Social enterprise can be defined as...

“A revenue-generating business with primarily social objectives whose surpluses are reinvested for that purpose in the business or in the community, rather than being driven by the need to deliver profit to shareholders and owners.”

Maybe this will explain it better

Mamma's Laef as a social enterprise

In the Vanuatu landscape, our social enterprise is a registered business, owned by ni Vanuatu. Our mandate is to cover our costs but with a focus on providing

– multi-level supports to ni Vanuatu
– develop employment skills
– develop business skills
– provide incomes
– provide education around a tricky topic to discuss in Vanuatu
– provide quality menstrual products (and others too).

You can’t expect a small project to go from zero to hero overnight.

We’ve taken a gentle approach, and embedding skill development along the way – it all takes time and it all takes money.

That is the beauty of the way we have structured Mamma’s Laef, as a social enterprise.

Yes, we want to be financially sustainable.

But, when you have started from zero, you do need a helping hand.

Given that Vanuatu is a “least developed nation”, we acknowledge a helping hand is needed.

We have “skin in the game” and this is our home.

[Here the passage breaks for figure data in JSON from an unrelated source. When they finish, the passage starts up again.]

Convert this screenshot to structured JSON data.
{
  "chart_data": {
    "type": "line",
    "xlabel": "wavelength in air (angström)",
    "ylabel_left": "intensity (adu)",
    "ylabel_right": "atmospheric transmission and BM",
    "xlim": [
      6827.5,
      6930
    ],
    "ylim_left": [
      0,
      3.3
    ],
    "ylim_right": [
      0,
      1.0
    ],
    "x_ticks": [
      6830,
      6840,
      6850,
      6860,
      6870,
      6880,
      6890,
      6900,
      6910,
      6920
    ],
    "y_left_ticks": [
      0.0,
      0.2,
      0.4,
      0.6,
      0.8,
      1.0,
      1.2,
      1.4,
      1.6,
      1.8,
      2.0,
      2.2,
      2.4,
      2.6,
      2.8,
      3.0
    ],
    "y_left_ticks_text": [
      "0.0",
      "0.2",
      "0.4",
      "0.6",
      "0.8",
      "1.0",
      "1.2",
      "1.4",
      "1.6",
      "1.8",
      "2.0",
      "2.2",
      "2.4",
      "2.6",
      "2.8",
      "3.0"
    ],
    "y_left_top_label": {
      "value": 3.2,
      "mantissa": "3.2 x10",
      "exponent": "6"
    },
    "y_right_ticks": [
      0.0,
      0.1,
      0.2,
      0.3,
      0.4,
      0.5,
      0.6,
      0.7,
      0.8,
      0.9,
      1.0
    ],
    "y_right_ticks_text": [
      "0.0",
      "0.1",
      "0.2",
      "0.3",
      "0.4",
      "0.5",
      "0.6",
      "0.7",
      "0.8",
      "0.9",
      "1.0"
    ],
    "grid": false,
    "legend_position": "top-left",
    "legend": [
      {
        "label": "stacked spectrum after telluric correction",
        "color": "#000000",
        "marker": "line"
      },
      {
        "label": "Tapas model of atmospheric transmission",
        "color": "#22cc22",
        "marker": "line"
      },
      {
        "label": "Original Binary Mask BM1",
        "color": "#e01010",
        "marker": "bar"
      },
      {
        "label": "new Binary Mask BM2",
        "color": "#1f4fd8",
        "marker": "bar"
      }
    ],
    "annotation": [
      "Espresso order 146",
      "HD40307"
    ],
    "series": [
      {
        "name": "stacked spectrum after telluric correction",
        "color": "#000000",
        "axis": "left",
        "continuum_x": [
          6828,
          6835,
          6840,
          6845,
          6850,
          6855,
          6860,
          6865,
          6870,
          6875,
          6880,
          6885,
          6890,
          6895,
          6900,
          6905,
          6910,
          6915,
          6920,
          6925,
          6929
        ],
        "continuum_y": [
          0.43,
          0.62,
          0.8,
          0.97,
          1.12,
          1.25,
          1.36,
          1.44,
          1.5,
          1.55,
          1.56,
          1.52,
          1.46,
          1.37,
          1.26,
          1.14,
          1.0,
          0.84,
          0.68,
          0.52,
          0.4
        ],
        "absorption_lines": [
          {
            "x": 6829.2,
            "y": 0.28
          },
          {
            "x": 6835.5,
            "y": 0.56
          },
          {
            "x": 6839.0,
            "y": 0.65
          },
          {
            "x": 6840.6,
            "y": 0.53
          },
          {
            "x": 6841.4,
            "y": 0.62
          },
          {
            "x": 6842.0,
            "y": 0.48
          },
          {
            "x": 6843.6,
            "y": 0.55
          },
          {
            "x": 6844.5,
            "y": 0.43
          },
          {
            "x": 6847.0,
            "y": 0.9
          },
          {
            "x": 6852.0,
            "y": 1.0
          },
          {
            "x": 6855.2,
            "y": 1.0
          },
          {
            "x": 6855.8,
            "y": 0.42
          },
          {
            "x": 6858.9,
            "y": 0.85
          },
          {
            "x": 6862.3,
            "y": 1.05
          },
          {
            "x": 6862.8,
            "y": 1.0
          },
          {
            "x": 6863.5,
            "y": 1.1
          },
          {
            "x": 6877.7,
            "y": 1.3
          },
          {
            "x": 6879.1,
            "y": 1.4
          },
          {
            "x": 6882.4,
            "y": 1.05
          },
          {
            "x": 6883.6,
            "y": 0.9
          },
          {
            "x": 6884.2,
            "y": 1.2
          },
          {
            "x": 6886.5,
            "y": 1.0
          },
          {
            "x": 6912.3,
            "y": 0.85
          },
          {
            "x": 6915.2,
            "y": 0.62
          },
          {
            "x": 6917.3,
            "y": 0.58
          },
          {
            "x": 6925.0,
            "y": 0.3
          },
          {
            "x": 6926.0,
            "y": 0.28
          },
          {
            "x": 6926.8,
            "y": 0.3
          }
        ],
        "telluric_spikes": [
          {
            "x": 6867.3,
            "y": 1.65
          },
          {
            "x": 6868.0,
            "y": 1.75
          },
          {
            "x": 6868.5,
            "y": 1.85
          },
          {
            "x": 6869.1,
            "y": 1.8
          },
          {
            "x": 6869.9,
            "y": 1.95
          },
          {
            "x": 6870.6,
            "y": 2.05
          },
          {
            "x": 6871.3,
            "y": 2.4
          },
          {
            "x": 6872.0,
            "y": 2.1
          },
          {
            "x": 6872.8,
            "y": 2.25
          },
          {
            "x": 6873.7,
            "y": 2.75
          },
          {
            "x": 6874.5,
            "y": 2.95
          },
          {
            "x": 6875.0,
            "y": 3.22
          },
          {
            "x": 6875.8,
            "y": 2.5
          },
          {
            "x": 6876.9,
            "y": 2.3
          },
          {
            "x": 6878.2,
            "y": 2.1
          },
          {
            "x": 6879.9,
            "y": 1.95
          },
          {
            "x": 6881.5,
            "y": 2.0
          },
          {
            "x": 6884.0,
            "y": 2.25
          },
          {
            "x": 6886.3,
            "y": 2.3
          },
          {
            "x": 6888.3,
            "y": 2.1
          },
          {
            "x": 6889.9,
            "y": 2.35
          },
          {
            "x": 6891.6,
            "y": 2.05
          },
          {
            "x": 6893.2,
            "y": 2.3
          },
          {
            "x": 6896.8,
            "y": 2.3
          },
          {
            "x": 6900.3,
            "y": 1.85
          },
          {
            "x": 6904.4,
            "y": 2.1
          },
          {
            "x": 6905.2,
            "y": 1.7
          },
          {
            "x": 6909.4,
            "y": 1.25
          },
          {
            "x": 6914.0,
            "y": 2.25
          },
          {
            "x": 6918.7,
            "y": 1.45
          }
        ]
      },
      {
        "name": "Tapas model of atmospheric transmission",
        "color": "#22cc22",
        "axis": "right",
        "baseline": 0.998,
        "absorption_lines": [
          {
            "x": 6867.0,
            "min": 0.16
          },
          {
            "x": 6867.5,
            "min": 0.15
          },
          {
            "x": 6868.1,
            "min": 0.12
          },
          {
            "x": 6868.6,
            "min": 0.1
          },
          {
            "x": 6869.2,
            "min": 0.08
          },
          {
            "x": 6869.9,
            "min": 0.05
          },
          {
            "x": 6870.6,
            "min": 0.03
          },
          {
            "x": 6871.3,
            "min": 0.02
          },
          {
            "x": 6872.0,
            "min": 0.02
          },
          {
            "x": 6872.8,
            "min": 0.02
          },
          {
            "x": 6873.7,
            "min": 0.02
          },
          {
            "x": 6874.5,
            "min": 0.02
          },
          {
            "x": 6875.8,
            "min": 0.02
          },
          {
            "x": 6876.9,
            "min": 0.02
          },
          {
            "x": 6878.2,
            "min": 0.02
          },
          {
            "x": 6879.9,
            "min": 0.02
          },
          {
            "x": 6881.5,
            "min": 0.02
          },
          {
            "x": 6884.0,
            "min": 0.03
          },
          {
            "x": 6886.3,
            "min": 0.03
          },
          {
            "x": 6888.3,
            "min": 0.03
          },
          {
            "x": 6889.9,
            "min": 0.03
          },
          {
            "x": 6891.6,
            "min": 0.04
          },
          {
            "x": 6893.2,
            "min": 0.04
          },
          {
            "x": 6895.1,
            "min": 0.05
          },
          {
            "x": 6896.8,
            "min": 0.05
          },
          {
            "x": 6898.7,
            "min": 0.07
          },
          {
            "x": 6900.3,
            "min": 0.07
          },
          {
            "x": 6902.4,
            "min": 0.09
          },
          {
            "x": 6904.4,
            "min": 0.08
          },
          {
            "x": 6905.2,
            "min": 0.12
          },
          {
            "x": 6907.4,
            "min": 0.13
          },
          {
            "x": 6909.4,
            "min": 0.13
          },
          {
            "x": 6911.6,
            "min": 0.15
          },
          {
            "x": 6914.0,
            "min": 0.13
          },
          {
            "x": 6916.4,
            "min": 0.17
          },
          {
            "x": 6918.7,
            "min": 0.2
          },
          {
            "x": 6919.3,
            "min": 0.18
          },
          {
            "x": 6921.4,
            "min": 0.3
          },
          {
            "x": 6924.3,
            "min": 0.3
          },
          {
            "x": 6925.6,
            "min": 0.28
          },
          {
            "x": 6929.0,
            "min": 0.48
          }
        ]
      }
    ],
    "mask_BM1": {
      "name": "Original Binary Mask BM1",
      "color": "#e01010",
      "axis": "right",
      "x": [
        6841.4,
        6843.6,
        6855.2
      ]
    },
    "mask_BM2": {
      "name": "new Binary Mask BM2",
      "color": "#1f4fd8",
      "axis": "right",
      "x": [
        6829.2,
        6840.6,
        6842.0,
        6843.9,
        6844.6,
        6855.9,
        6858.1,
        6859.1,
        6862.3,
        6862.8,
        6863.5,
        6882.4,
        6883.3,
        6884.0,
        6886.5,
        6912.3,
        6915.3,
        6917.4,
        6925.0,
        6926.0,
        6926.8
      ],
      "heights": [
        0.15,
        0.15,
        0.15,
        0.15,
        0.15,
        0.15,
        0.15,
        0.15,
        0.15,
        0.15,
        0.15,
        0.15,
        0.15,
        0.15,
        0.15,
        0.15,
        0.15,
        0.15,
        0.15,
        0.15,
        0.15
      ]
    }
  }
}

Donation vs. in-country Enterprise

For years, developed nations have given to poorer nations time after time after time after time. Valuable lessons have been learnt along the way. In times of humanitarian disasters (climate or otherwise), donations can be a rapid way of supporting the immediate needs of a community / nation and no one can deny that this approach provides immediate impact, because it is generally done in a coordinated and country led way.

Where mass donations can go terribly wrong, sometimes with disastrous consequences, when well meaning people donate products without thought about HOW to distribute and WHO will receive the products.

This article gives a picture of what can go wrong.

When it comes to longer term supports for a least developed nation, some International, it is recognised that working with a community can provide sustainable, longer lasting positive impacts. That is what we can achieve by being on the ground, and knowing the context of our fellow in Vanuatu.

Mamma’s Laef Charitable Trust

The Charitable Trust is a formal way of ensuring we can support what is happening at a grassroots level, in Vanuatu.

Together the two entities have a VISION to be “Supporting women to control their future”. Our MISSION Statement describes how we do this; “Mamma’s Laef empowers women by providing sustainable menstrual products, creating social enterprise, and breaking taboos about menstruation.”

As a result of being awarded recognition in the Frontier Innovators programme in (DFAT) in 2018, Mamma’s Laef Charitable Trust was formed, to formally support the development of Mamma’s Laef Vanuatu (a ni-Vanuatu owned and operated social enterprise, trading as a business).